Plan de Trump pour Gaza : les impératifs d’une paix encore insaisissabl
S’il n’est accompagné par aucun effort diplomatique significatif, le succès incontestable obtenu le 13 octobre par Donald Trump, avec la libération des otages israéliens et l’arrêt des bombardements sur Gaza, ne sera qu’un retour à la situation qui prévalait à la veille du 7 octobre 2023.
Le calvaire des derniers otages israéliens encore vivants a enfin cessé. Celui des Palestiniens de Gaza, soumis aux bombardements israéliens indiscriminés depuis les massacres du 7 octobre 2023 perpétrés par le Hamas, également. Près de 2 000 prisonniers palestiniens ont aussi recouvré la liberté en échange de ces libérations.
Le mérite de cet épilogue revient au président des Etats-Unis, Donald Trump, venu sur place, lundi 13 octobre, récolter les fruits de sa détermination à mettre fin à une offensive israélienne dont le sens échappait depuis longtemps à toute rationalité et qui a anéanti l’étroite bande de terre.
En Israël, la joie indescriptible des familles enfin réunies ne fait pas oublier le souvenir des morts du 7-Octobre et de ceux qui n’ont pas survécu à leur captivité, pas plus que le calme retrouvé à Gaza n’efface l’effroyable tribut versé par les civils palestiniens, mais, pour la première fois depuis deux ans, la question du « jour d’après » peut enfin être posée sans être étouffée par le fracas des armes.
Ce « jour d’après », pourtant, reste en l’état insaisissable. Le volontarisme déployé, le 13 octobre, par Donald Trump à la tribune de la Knesset, le Parlement israélien, puis lors du sommet de Charm El-Cheikh, en Egypte, ne peut masquer les imprécisions du plan qu’il a présenté à la Maison Blanche le 29 septembre, dont l’ambition est de mettre fin au conflit israélo-palestinien. Avec son emphase coutumière, le président des Etats-Unis a annoncé une « aube nouvelle » et un « âge d’or » pour le Proche et le Moyen-Orient. Faire en sorte qu’ils puissent se matérialiser implique que les leçons soient tirées de la mécanique infernale qui a conduit à l’injustifiable déchaînement de violence du 7-Octobre.

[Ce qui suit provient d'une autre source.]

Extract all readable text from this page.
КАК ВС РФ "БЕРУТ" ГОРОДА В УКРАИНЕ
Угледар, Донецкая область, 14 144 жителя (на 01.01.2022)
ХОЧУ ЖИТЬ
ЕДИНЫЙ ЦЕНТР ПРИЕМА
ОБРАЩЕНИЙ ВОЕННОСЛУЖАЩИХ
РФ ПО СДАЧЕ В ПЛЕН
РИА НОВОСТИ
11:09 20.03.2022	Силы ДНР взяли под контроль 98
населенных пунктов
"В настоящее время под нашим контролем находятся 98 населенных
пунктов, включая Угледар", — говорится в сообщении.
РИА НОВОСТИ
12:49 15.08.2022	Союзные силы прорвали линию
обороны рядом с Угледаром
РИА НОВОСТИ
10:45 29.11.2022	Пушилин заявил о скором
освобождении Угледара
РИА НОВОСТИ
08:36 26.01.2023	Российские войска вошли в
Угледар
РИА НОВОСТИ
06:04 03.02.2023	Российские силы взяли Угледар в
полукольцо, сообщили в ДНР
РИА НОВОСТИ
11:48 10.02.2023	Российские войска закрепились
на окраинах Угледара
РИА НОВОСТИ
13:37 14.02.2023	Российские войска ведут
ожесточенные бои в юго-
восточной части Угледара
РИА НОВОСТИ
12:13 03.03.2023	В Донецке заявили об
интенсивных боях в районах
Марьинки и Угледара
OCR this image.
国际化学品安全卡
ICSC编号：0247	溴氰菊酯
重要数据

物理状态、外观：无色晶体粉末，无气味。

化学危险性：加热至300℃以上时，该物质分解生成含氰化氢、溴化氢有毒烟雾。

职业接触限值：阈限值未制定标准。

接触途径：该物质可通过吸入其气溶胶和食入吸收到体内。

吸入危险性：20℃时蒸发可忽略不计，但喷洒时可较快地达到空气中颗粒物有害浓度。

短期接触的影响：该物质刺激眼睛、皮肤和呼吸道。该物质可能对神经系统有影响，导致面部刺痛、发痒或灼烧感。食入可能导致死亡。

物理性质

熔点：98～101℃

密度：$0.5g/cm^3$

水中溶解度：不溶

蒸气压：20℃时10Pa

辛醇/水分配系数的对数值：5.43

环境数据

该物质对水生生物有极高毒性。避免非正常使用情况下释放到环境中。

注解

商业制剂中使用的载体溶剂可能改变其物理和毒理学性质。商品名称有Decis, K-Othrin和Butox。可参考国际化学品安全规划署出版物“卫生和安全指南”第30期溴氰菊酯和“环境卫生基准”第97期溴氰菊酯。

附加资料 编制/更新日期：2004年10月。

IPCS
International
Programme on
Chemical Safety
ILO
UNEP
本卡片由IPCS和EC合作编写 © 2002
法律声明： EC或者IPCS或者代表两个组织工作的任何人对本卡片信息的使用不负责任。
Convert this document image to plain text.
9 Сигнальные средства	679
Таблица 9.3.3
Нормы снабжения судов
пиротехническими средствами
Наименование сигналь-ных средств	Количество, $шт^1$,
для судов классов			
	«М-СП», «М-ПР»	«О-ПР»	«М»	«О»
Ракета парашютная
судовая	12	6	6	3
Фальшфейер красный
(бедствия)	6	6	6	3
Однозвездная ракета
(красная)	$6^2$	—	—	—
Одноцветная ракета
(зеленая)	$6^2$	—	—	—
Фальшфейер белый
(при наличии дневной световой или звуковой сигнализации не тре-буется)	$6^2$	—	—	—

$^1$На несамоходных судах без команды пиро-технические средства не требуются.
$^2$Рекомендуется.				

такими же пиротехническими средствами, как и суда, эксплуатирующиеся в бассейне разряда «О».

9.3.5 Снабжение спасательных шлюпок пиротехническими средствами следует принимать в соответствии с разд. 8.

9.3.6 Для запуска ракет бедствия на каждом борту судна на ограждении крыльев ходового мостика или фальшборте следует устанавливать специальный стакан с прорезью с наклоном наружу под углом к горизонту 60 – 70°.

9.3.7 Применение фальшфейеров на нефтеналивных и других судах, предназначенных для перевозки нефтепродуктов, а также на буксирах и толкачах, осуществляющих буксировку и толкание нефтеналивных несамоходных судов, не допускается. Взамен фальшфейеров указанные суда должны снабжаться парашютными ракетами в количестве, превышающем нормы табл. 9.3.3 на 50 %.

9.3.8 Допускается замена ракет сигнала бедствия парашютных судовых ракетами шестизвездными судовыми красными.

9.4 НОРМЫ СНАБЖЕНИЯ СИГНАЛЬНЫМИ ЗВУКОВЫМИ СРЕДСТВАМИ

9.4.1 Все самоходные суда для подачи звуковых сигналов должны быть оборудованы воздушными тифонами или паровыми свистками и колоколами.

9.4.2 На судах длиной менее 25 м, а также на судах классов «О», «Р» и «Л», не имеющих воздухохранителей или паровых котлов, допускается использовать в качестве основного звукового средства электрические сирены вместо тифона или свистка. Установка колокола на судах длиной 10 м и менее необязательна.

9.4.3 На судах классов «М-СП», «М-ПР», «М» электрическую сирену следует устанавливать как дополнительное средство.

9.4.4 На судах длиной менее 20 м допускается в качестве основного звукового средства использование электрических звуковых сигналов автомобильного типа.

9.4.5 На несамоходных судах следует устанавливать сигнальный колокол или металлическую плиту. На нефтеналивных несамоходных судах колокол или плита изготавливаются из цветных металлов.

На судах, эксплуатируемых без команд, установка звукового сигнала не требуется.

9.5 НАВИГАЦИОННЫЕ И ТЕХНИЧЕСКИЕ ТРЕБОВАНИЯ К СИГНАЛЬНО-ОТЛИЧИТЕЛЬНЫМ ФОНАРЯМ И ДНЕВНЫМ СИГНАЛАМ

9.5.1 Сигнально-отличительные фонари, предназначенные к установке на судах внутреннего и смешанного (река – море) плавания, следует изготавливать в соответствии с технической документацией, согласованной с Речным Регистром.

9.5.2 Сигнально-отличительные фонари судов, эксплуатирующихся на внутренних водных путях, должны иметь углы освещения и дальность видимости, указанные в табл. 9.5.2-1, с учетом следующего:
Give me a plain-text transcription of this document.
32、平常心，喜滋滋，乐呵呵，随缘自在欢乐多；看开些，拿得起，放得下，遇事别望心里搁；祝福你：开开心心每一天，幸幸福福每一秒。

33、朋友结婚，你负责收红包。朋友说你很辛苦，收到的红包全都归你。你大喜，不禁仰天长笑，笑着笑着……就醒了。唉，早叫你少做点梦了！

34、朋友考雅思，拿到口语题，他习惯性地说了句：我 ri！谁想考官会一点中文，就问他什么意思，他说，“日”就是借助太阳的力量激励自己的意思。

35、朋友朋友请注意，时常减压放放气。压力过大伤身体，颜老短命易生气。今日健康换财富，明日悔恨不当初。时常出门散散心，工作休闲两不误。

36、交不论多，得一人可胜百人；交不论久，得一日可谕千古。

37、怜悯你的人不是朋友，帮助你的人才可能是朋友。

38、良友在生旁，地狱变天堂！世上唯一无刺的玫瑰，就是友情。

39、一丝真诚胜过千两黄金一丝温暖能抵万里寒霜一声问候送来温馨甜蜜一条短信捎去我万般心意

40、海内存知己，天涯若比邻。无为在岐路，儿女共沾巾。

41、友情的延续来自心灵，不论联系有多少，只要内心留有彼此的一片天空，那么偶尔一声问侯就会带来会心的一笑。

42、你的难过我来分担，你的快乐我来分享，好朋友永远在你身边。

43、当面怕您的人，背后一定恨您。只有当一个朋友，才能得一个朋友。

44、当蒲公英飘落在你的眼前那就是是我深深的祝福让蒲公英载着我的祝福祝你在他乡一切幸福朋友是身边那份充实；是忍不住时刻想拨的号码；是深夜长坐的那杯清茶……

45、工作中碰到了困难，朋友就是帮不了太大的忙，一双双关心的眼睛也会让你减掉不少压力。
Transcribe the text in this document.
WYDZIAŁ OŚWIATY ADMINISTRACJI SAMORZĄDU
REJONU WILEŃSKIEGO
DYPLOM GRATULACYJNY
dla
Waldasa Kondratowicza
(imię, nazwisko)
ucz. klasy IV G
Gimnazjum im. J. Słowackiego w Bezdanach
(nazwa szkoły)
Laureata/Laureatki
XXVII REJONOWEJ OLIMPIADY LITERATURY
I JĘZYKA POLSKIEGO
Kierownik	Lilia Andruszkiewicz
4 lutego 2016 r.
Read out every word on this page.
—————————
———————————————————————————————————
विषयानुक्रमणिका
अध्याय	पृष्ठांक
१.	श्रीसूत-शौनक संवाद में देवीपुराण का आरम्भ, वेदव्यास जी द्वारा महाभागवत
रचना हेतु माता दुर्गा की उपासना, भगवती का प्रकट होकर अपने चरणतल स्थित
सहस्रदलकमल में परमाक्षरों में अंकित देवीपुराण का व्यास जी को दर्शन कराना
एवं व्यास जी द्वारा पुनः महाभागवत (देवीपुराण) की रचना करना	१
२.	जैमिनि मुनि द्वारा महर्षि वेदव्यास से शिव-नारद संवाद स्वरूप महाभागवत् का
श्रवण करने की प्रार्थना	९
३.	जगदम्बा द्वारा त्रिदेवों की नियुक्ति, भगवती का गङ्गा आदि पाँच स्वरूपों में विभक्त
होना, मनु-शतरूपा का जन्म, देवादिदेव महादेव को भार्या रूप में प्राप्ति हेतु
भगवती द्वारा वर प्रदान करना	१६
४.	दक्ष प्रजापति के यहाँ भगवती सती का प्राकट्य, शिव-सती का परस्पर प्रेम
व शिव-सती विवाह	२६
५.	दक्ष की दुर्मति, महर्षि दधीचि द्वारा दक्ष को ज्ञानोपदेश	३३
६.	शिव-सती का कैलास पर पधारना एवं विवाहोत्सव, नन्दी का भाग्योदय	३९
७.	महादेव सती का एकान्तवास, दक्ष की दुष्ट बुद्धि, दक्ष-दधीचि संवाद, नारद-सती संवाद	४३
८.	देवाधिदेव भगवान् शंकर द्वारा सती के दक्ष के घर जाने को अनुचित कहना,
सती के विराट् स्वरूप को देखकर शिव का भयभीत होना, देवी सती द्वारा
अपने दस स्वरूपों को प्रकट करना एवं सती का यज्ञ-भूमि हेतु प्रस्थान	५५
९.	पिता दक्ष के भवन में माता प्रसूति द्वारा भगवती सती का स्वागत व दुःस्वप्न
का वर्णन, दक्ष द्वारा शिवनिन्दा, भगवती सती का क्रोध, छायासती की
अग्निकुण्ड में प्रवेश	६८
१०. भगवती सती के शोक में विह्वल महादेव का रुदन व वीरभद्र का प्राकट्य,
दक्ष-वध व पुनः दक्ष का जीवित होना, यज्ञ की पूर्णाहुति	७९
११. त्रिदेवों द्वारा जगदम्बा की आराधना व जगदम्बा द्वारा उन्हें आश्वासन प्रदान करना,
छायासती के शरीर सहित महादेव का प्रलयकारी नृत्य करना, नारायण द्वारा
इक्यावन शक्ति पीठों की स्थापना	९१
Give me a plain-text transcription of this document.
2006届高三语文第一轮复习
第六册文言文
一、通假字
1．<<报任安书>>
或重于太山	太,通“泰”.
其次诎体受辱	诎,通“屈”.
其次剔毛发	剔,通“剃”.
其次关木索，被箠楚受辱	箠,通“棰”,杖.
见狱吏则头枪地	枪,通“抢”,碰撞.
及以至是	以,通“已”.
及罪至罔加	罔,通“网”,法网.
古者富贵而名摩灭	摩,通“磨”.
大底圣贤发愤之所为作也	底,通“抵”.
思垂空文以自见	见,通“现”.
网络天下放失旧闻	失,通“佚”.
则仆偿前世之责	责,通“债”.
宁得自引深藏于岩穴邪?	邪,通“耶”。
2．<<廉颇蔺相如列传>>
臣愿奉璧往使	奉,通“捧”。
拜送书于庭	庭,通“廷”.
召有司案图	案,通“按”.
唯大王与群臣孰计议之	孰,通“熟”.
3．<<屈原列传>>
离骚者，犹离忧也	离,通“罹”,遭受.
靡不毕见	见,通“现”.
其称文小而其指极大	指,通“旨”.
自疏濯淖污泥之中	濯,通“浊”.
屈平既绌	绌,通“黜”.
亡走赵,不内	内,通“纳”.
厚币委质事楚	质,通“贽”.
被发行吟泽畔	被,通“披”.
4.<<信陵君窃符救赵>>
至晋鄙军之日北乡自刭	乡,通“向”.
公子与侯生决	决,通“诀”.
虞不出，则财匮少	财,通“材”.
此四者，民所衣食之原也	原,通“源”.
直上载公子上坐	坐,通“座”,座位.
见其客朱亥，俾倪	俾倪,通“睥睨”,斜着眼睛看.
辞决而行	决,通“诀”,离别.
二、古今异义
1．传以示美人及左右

Il s’agit tout d’abord du blocus impitoyable imposé par Israël à la bande de Gaza après le coup de force du Hamas, en 2007, qui visait officiellement à l’empêcher de nuire. Les grandes puissances doivent également mesurer les conséquences de leur passivité passée alors que les opinions publiques, y compris aux Etats-Unis, se sont mises en branle pour dénoncer l’évidente injustice faite aux Palestiniens. Washington s’est habitué à sous-traiter ce conflit à Israël, qui a tout mis en œuvre pour réduire, en Cisjordanie, l’Autorité palestinienne à un rôle de supplétif.
Les pays européens sont restés tout aussi apathiques. Le comportement d’Israël à l’égard des Palestiniens et son entreprise brutale de colonisation contredisaient pourtant l’esprit et la lettre de l’accord d’association liant l’Etat hébreu à l’Union européenne. Certains Etats arabes, en normalisant sans conditions avec Israël, ont également participé à une tentative d’occultation qui a pris fin dans un terrible bain de sang.
S’il n’est accompagné par aucun effort diplomatique significatif, le succès incontestable obtenu, le 13 octobre, par Donald Trump ne sera qu’un retour à la situation qui prévalait à la veille du 7 octobre 2023. Une telle situation condamnera deux peuples enfermés dans leurs traumatismes à vivre dans l’angoisse de nouveaux carnages.
L’histoire a montré ce dont les deux protagonistes de ce conflit sont capables lorsqu’ils se retrouvent livrés à eux-mêmes : l’impéritie, la division et la fuite en avant barbare pour les Palestiniens, l’hubris, l’aveuglement et le jusqu’au-boutisme messianique pour les Israéliens. Parvenir à la paix juste que la solution à deux Etats pourrait garantir suppose donc l’engagement et la constance de tous. On en est encore très loin.